The US Federal Reserve has been signaling a raise in interest rates as part of an economic normalisation cycle for some time – but with an announcement scheduled for today, there is doubt that the Fed will pull the trigger. The question remains: will they, won’t they?
Nitesh Shah, associate director and research analyst at ETF Securities, does not believe the Fed will raise rates today given the uncertainty surrounding the deceleration of China and Europe, compounded by elevated market volatility.
“A policy reversal will be costly for the Fed’s reputation and we think the central bank will err on the side of caution,” he says.
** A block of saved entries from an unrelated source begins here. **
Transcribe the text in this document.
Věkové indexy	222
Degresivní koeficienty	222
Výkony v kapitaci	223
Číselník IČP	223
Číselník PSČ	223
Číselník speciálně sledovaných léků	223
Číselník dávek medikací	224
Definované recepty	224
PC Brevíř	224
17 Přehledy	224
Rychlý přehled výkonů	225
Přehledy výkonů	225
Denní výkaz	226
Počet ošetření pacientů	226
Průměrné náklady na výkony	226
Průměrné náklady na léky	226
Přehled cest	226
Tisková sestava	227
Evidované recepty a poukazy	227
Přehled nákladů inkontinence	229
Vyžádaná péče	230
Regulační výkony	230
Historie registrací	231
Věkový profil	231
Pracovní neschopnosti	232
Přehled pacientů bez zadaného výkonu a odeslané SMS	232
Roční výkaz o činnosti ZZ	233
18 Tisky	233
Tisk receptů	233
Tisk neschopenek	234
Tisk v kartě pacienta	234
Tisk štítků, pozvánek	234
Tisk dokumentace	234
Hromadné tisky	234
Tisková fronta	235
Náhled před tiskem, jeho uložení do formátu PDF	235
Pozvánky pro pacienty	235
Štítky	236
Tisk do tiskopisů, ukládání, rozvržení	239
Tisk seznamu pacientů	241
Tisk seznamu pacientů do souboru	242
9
But Nick Gartside, international chief investment officer for fixed income at JP Morgan Asset Management says there is a good chance that the Fed will raise rates today.
“We believe the three conditions which needed to be in place for a rate rise have all been met,” he says. These are: strong US economic data releases; a response from Chinese policy makers in light of the recent turmoil in emerging markets; and the volatility of US financial assets, such as equities and credit spreads, declining.
Gartside goes on to say that if the Fed does raise interest rates, the central bank will have to implement future increases in a slow, gradual manner to guide markets.
“The Fed will have to be incredibly cautious with how they guide markets going forward which should help to reassure fixed income investors,“ he adds.
Florian Ielpo, head of macroeconomic research at Unigestion’s cross-asset solutions team in Switzerland, agrees with the consensus that supposes a rate rise today. However, he says market sentiment makes a December hike more likely.
Ielpo strongly disagrees with anyone who says the China-led emerging market slowdown is strong enough to bring the US to the brink of another recession. This is a temporary factor, as is the concern in the market that lower energy prices will reduce capital expenditure by energy companies, such as those in the heavily invested-in shale sector.
As these factors are only temporary factors, the Fed is likely to raise rates by the end of the year rather than today, he says.
Earlier in the summer St. Louis Fed president James Bullard put the chances of a rate hike today at greater than 50%. According to Benjamin Mandel, global strategist, multi-asset solutions at JP Morgan Asset Management, the futures market predicts a roughly 20% probability of a rise. A 25 basis-point rate increase is expected but the market suggests that it will more likely be in December than today.